Baum defines ideology as a nearly complete set of political issue preferences that is shared by others in the same political system. In specifically addressing conservative vs. liberal ideologies, he examines cases in three broad areas: freedom of expression, criminal justice, and takings, because of the shift in the Court’s treatment of these types of cases over a broad sweep of time. To a lesser extent, he also analyzes cases involving racial and sex discrimination, religion, regulation of business, federal taxes, and personal injury and monetary claims against the federal government.
The author concludes that the identification of positions on issues as conservative or liberal develops through the creation of shared understandings among political elites. Values play an important role in driving positions, but so do people’s likes and dislikes for groups that are either potential beneficiaries of, or advocates for, certain policies.

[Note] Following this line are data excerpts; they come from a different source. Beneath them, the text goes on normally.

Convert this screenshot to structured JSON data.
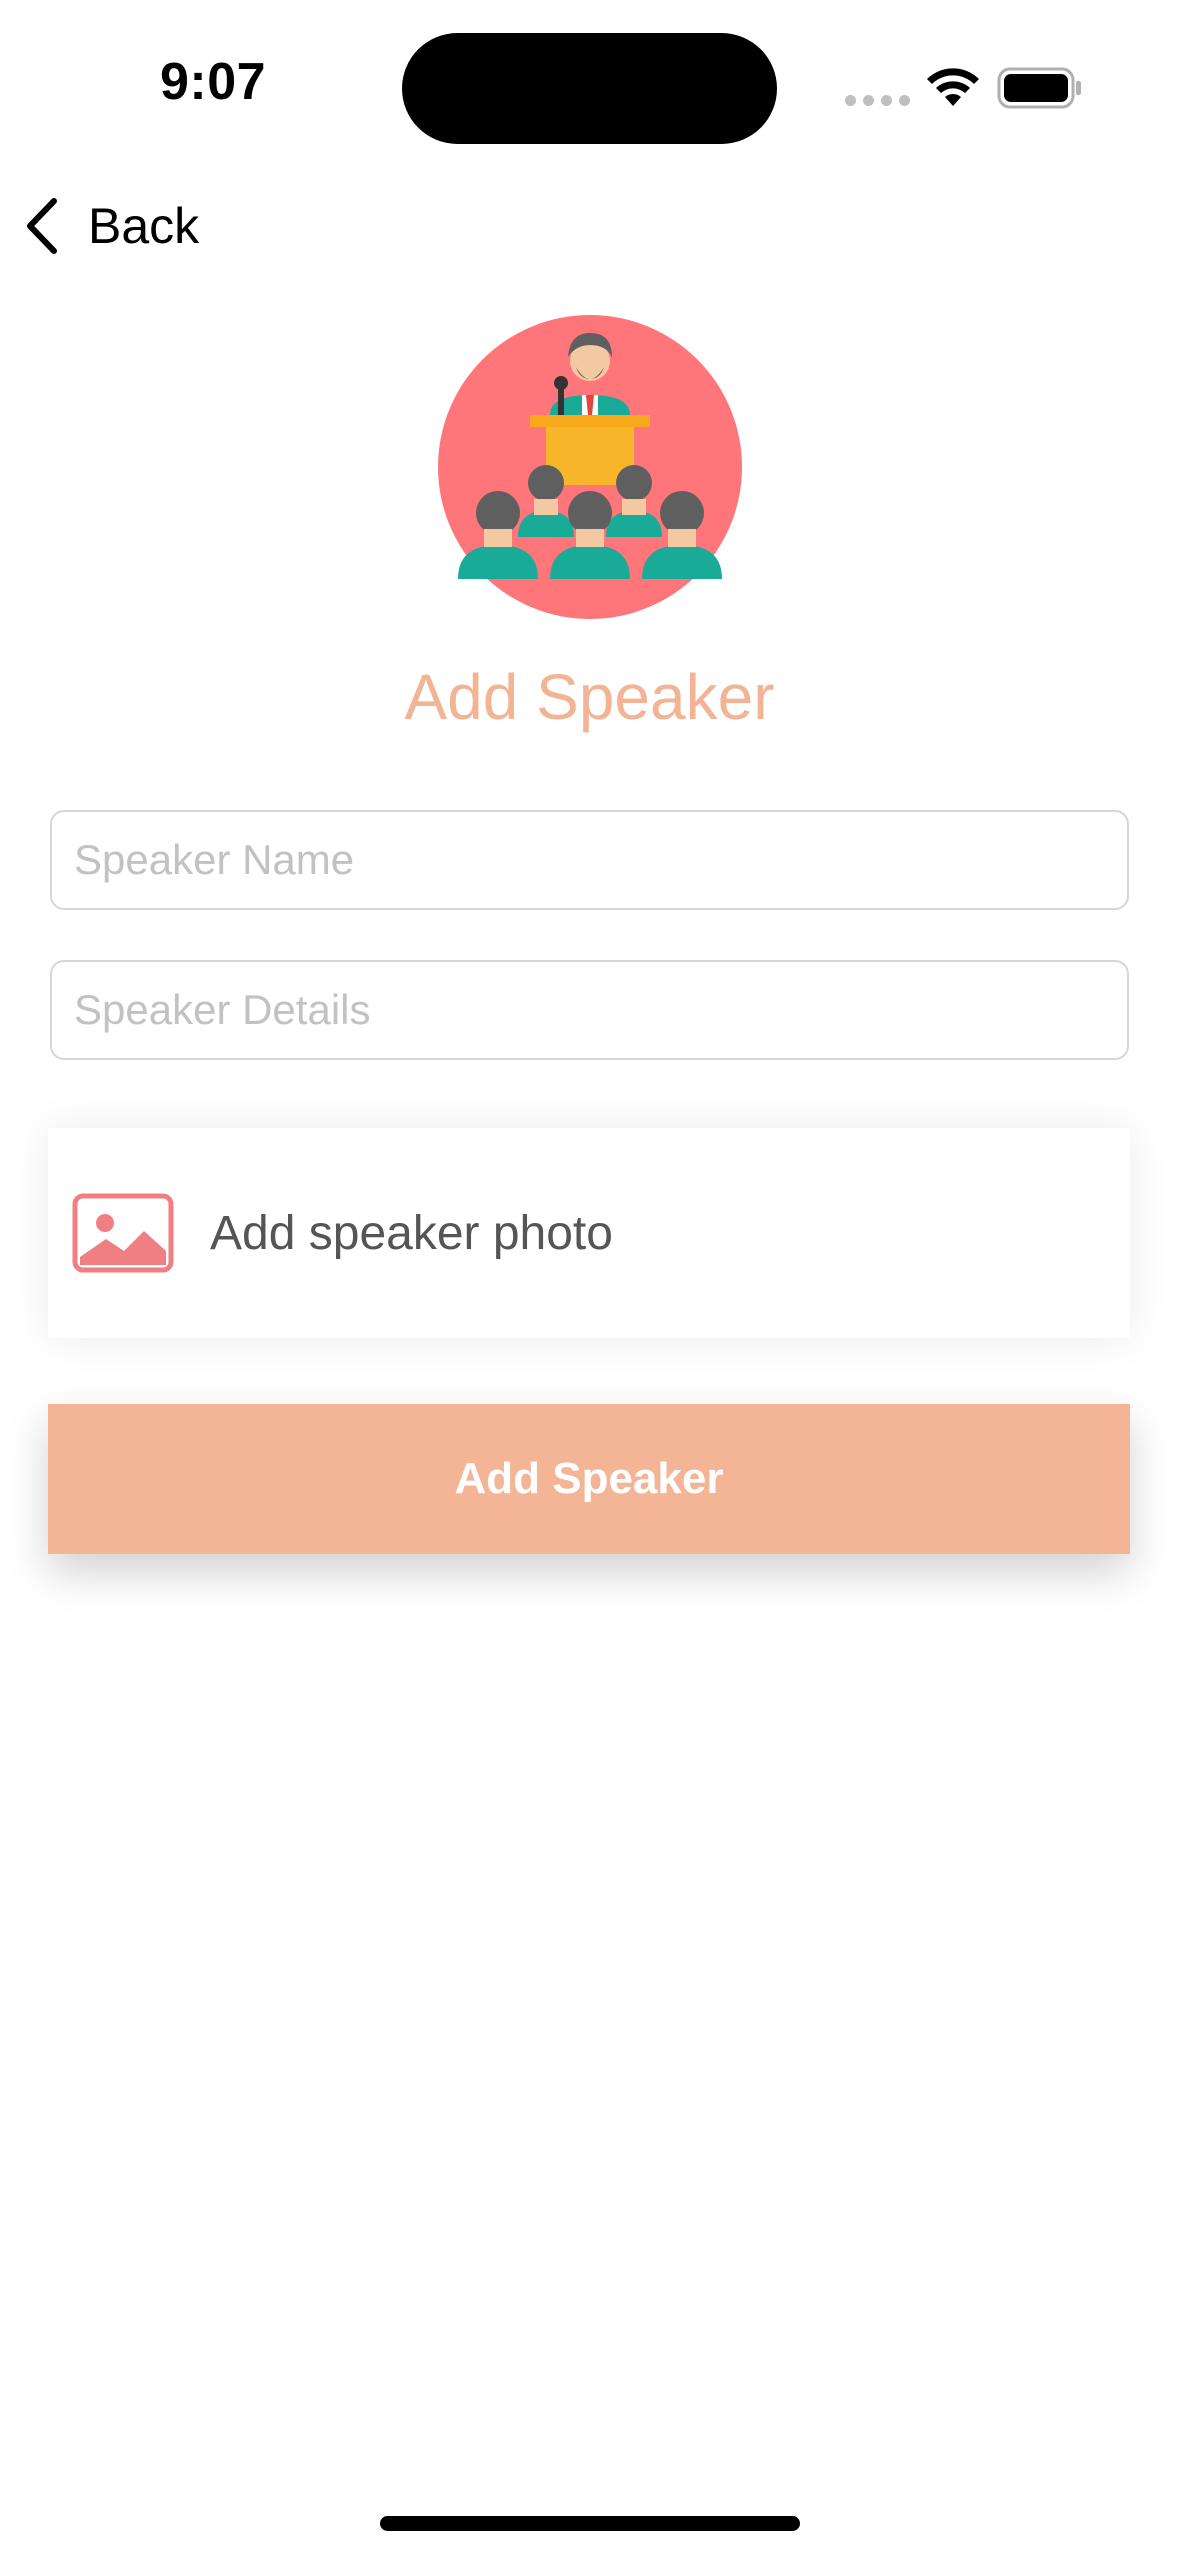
{
  "status_bar": {
    "time": "9:07",
    "icons": [
      "signal-dots-icon",
      "wifi-icon",
      "battery-icon"
    ]
  },
  "nav": {
    "back_label": "Back",
    "back_icon": "chevron-left-icon"
  },
  "hero": {
    "icon": "speaker-podium-audience-icon",
    "circle_color": "#ff767a"
  },
  "title": "Add Speaker",
  "form": {
    "speaker_name": {
      "value": "",
      "placeholder": "Speaker Name"
    },
    "speaker_details": {
      "value": "",
      "placeholder": "Speaker Details"
    },
    "photo": {
      "label": "Add speaker photo",
      "icon": "image-icon"
    },
    "submit_label": "Add Speaker"
  },
  "colors": {
    "accent": "#f3b596",
    "title": "#f2b494",
    "photo_icon": "#f07f83"
  }
}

Because of the impressive volume of statistical data, this is not a book that can be casually read by one who is not steeped in the language of statistics. However, what is clear is the author’s conclusion regarding the impact of basic human nature; personal likes and dislikes.
If predictability is a goal of the Senate confirmation hearing process, recall that it was the conservative state’s rights justices who in Bush v. Gore refused to allow the State of Florida to conduct the recount of the 2000 presidential election. It was the limited government conservative justices who, in Citizens United, held that the First Amendment permits corporations and unions to spend money on elections, while the liberal justices opposed such a broad reading of the First Amendment’s free speech guarantee. And it was conservative Chief Justice John Roberts whose critical fifth vote upheld Obamacare. To address these ideological shifts, Baum would invite inquiry into the respective relationships between the justices and the particular groups involved in the litigation. In this light, perhaps more nuanced questioning during confirmation hearings for the Bush, Citizens United,and Obamacare justices might have led to greater predictability in their results.
Baum maintains that the ideological element in decision-making should be viewed as complicated and fluid rather than simple and straightforward. He asks that greater attention be given to group interests as a vital element of the thinking and behavior of Supreme Court justices, and that further studies be done on the work he initiated in this book. Perhaps then, when future nominees appear before the U.S. Senate, inquiry will be focused on their preferred group interests, rather than the issue-directed questions that the nominees deftly avoid.
George Waas is a member of The Florida Bar.